I went there again this morning by bus. I do love Mapusa. Again, like the busy road, I cannot seem to take a photo that does it justice. I guess I'll take this opportunity, while the neighbor is burning rubbish in front of my terrace, as the sun goes down and I wait for the bread wallah, to tell you about Mapusa.

Mapusa is the second largest "city" in Goa, after the capital, Panjim. Mapusa is where everyone in north Goa goes for car parts, scooter parts, cheap clothing, fabrics, terra cotta pots, buses to all over India, cell phones, prescription drugs, Ayurvedic remedies, bananas, buffalo curd, buffalo milk, garlands of fresh flowers for your home alter or for your temple or church, and pretty much anything else you can possibly think of. Much of it at wholesale prices.

On Fridays they hold a market in Mapusa, but really any day of the week is like market day there. In the market area of the city, near the dusty dirt field, crammed full with old buses, where the buses disgorge and then immediately fill up with passengers to and from all over, the narrow streets are literally jam packed with thousands of people. I would say shoulder to shoulder,  but that makes it sound too roomy. The shops are all numbered to make it easier to find what you're looking for (although the numbers don't all seem to be in order???) There seems to be some order to the chaos, where all the cloth shops are in one row and the shoe shops are in another, and the scooter part shops in yet another. It is a sprawling sort of place, going on and on. In the narrow streets out in front of the shops, people have spread blankets in the dirt and set up their own little shops on the ground, of course having no relation to what the shop behind is selling. These folks may be selling underwear or towels or Hindu religious sculptures or beads or jewelry or huge sacks of dried shrimp or piles of spices. Spices Are very popular.
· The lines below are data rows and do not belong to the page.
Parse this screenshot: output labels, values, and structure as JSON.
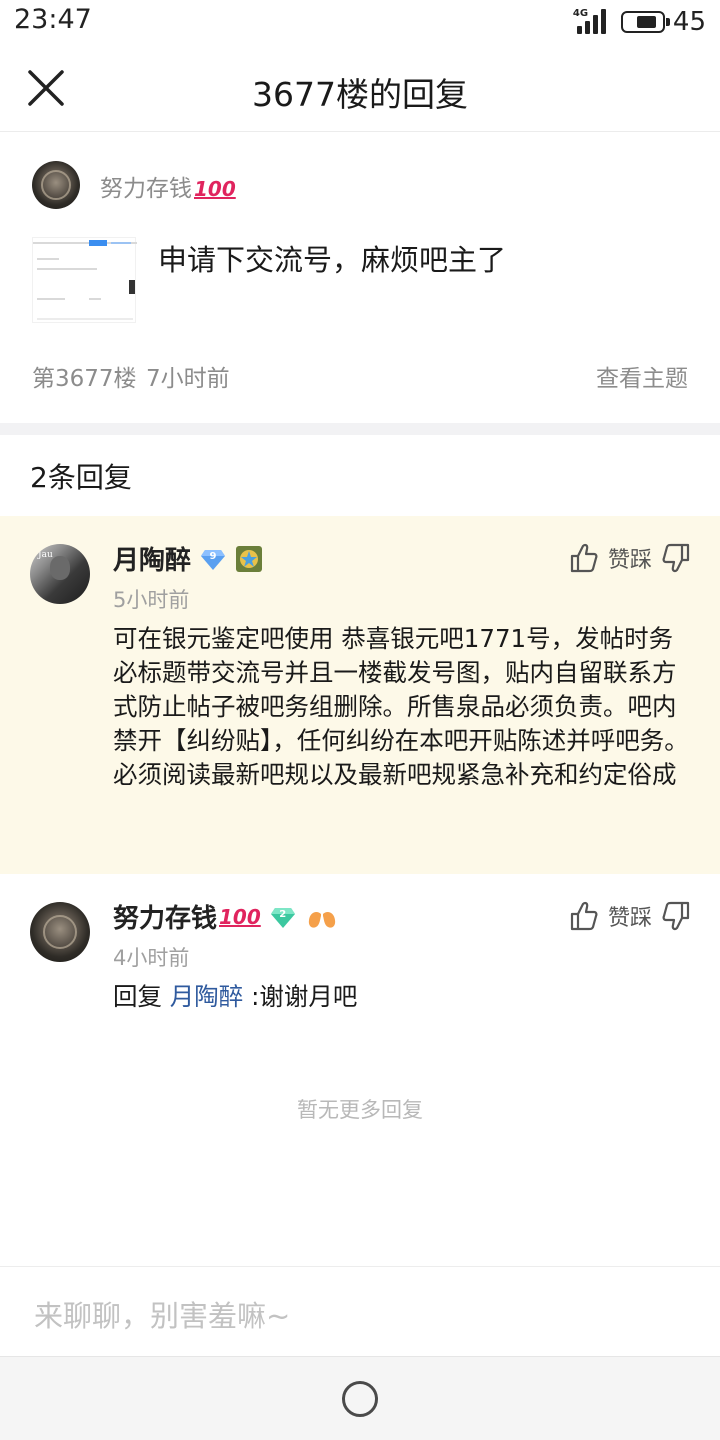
{
  "status_bar": {
    "time": "23:47",
    "network": "4G",
    "battery": "45"
  },
  "header": {
    "title": "3677楼的回复"
  },
  "post": {
    "author": "努力存钱",
    "author_emoji": "100",
    "text": "申请下交流号，麻烦吧主了",
    "floor": "第3677楼",
    "time": "7小时前",
    "view_topic": "查看主题"
  },
  "reply_count": "2条回复",
  "replies": [
    {
      "name": "月陶醉",
      "level": "9",
      "time": "5小时前",
      "body": "可在银元鉴定吧使用 恭喜银元吧1771号，发帖时务必标题带交流号并且一楼截发号图，贴内自留联系方式防止帖子被吧务组删除。所售泉品必须负责。吧内禁开【纠纷贴】，任何纠纷在本吧开贴陈述并呼吧务。必须阅读最新吧规以及最新吧规紧急补充和约定俗成",
      "vote_label": "赞踩"
    },
    {
      "name": "努力存钱",
      "name_emoji": "100",
      "level": "2",
      "time": "4小时前",
      "reply_prefix": "回复",
      "mention": "月陶醉",
      "body": ":谢谢月吧",
      "vote_label": "赞踩"
    }
  ],
  "no_more": "暂无更多回复",
  "input": {
    "placeholder": "来聊聊，别害羞嘛~"
  },
  "colors": {
    "highlight_bg": "#fdf9e8",
    "mention": "#2f5a9e",
    "level9_badge": "#5aa0f0",
    "level2_badge": "#3cc8a0"
  }
}
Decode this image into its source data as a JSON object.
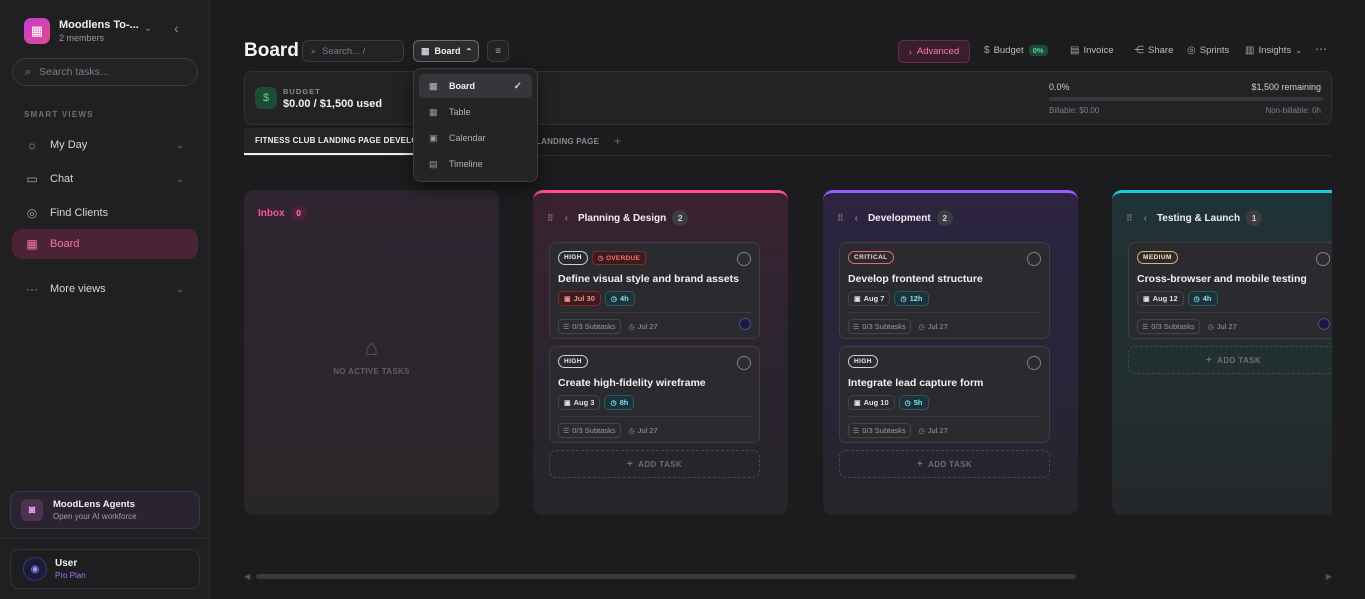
{
  "workspace": {
    "name": "Moodlens To-...",
    "members": "2 members",
    "logo_icon": "building-icon"
  },
  "sidebar": {
    "search_placeholder": "Search tasks...",
    "section_label": "SMART VIEWS",
    "items": [
      {
        "label": "My Day",
        "icon": "sun-icon"
      },
      {
        "label": "Chat",
        "icon": "chat-icon"
      },
      {
        "label": "Find Clients",
        "icon": "target-icon"
      },
      {
        "label": "Board",
        "icon": "board-icon",
        "active": true
      },
      {
        "label": "More views",
        "icon": "dots-icon"
      }
    ],
    "agents": {
      "title": "MoodLens Agents",
      "subtitle": "Open your AI workforce"
    },
    "user": {
      "name": "User",
      "plan": "Pro Plan"
    }
  },
  "header": {
    "title": "Board",
    "search_placeholder": "Search... /",
    "view_label": "Board",
    "toolbar": {
      "advanced": "Advanced",
      "budget": "Budget",
      "budget_pct": "0%",
      "invoice": "Invoice",
      "share": "Share",
      "sprints": "Sprints",
      "insights": "Insights"
    }
  },
  "budget": {
    "label": "BUDGET",
    "value": "$0.00 / $1,500 used",
    "percent_text": "0.0%",
    "remaining": "$1,500 remaining",
    "billable": "Billable: $0.00",
    "non_billable": "Non-billable: 0h",
    "progress_fraction": 0
  },
  "tabs": [
    {
      "label": "FITNESS CLUB LANDING PAGE DEVELOP",
      "active": true
    },
    {
      "label": "LANDING PAGE",
      "active": false
    }
  ],
  "view_menu": {
    "items": [
      {
        "label": "Board",
        "icon": "board-icon",
        "selected": true
      },
      {
        "label": "Table",
        "icon": "table-icon"
      },
      {
        "label": "Calendar",
        "icon": "calendar-icon"
      },
      {
        "label": "Timeline",
        "icon": "timeline-icon"
      }
    ]
  },
  "columns": {
    "inbox": {
      "name": "Inbox",
      "count": "0",
      "empty_text": "NO ACTIVE TASKS",
      "accent": "#ff4f9a"
    },
    "planning": {
      "name": "Planning & Design",
      "count": "2",
      "accent": "#ff4f9a",
      "cards": [
        {
          "priority": "HIGH",
          "overdue": "OVERDUE",
          "title": "Define visual style and brand assets",
          "date": "Jul 30",
          "estimate": "4h",
          "subtasks": "0/3 Subtasks",
          "due": "Jul 27"
        },
        {
          "priority": "HIGH",
          "title": "Create high-fidelity wireframe",
          "date": "Aug 3",
          "estimate": "8h",
          "subtasks": "0/3 Subtasks",
          "due": "Jul 27"
        }
      ],
      "add_label": "ADD TASK"
    },
    "development": {
      "name": "Development",
      "count": "2",
      "accent": "#9a5cff",
      "cards": [
        {
          "priority": "CRITICAL",
          "title": "Develop frontend structure",
          "date": "Aug 7",
          "estimate": "12h",
          "subtasks": "0/3 Subtasks",
          "due": "Jul 27"
        },
        {
          "priority": "HIGH",
          "title": "Integrate lead capture form",
          "date": "Aug 10",
          "estimate": "5h",
          "subtasks": "0/3 Subtasks",
          "due": "Jul 27"
        }
      ],
      "add_label": "ADD TASK"
    },
    "testing": {
      "name": "Testing & Launch",
      "count": "1",
      "accent": "#22c8e0",
      "cards": [
        {
          "priority": "MEDIUM",
          "title": "Cross-browser and mobile testing",
          "date": "Aug 12",
          "estimate": "4h",
          "subtasks": "0/3 Subtasks",
          "due": "Jul 27"
        }
      ],
      "add_label": "ADD TASK"
    }
  }
}
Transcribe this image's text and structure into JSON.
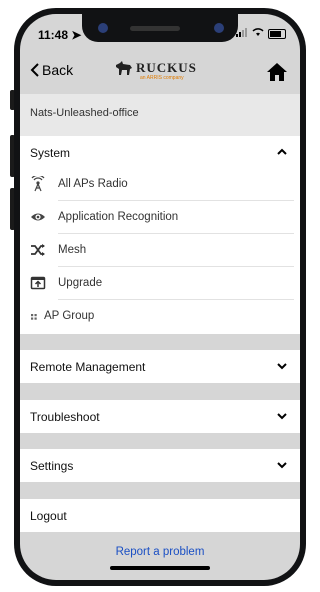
{
  "status_bar": {
    "time": "11:48 ➤"
  },
  "navbar": {
    "back_label": "Back",
    "logo_text": "RUCKUS",
    "logo_tagline": "an ARRIS company"
  },
  "site": {
    "name": "Nats-Unleashed-office"
  },
  "system": {
    "label": "System",
    "items": [
      {
        "icon": "wifi-antenna-icon",
        "label": "All APs Radio"
      },
      {
        "icon": "eye-icon",
        "label": "Application Recognition"
      },
      {
        "icon": "shuffle-icon",
        "label": "Mesh"
      },
      {
        "icon": "upgrade-icon",
        "label": "Upgrade"
      },
      {
        "icon": "grid-icon",
        "label": "AP Group"
      }
    ]
  },
  "remote_management": {
    "label": "Remote Management"
  },
  "troubleshoot": {
    "label": "Troubleshoot"
  },
  "settings": {
    "label": "Settings"
  },
  "logout": {
    "label": "Logout"
  },
  "report": {
    "label": "Report a problem"
  },
  "colors": {
    "background": "#d6d6d6",
    "link": "#1a4fc4",
    "brand_accent": "#e07b00"
  }
}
Last week, I was looking at some necklaces made from these round brown seeds, and I looked behind me to see another merchant selling even more necklaces made from even larger seeds, so I went to try one on. It was only when I got close, that I realized these were piles of home made sausages laying on the ground. I chose not to try them on.

So, if you can imagine a narrow dirt road between each row of shops, with blankets on the ground, on both sides of the road, taking up most of the road, and then all these people pushing their way through to find what they've come for... It is absolutely mad.

The smells are amazing. All those spices and the sausages and the dried fish and of course the ever-present diesel fumes, and the bananas. It really is a fabulous place.

People are quite friendly there, too. Today, I wanted to buy a spool of red thread to take back for rakhis (the red bracelets that Hindus tie on each other's wrists). Well, I asked at the cloth merchant, who directed me to the other end of the market, where someone told me to go beneath the big tree. I found the thread merchant, but he only had polyester thread, which didn't seem quite pucca to me. So I continued searching until I found another thread merchant. Also only polyester. He insisted that this was all I would find in Mapusa. I wasn't sure. So after a bit more looking, I saw a tiny stall with sundry items like hair bobby pins, plastic combs, sponges, and the like. I had a feeling. So I asked if he had red cotton thread. He pulled out a bunch of thick red twine, for tying a trunk shut. I asked if he had something thinner. He pulled out a spool of thinner red twine for tying a box closed before mailing it. Finally, he came out with a ball of red cotton thread, perfect for my needs. I think it is so funny how the smallest possible place here will have the largest selection you can possibly imagine.

Since its Monday, the Hindu temple near me has been playing really loud music all day. Monday evenings the place is always packed, so I'm going to head over now and take part in the festivities.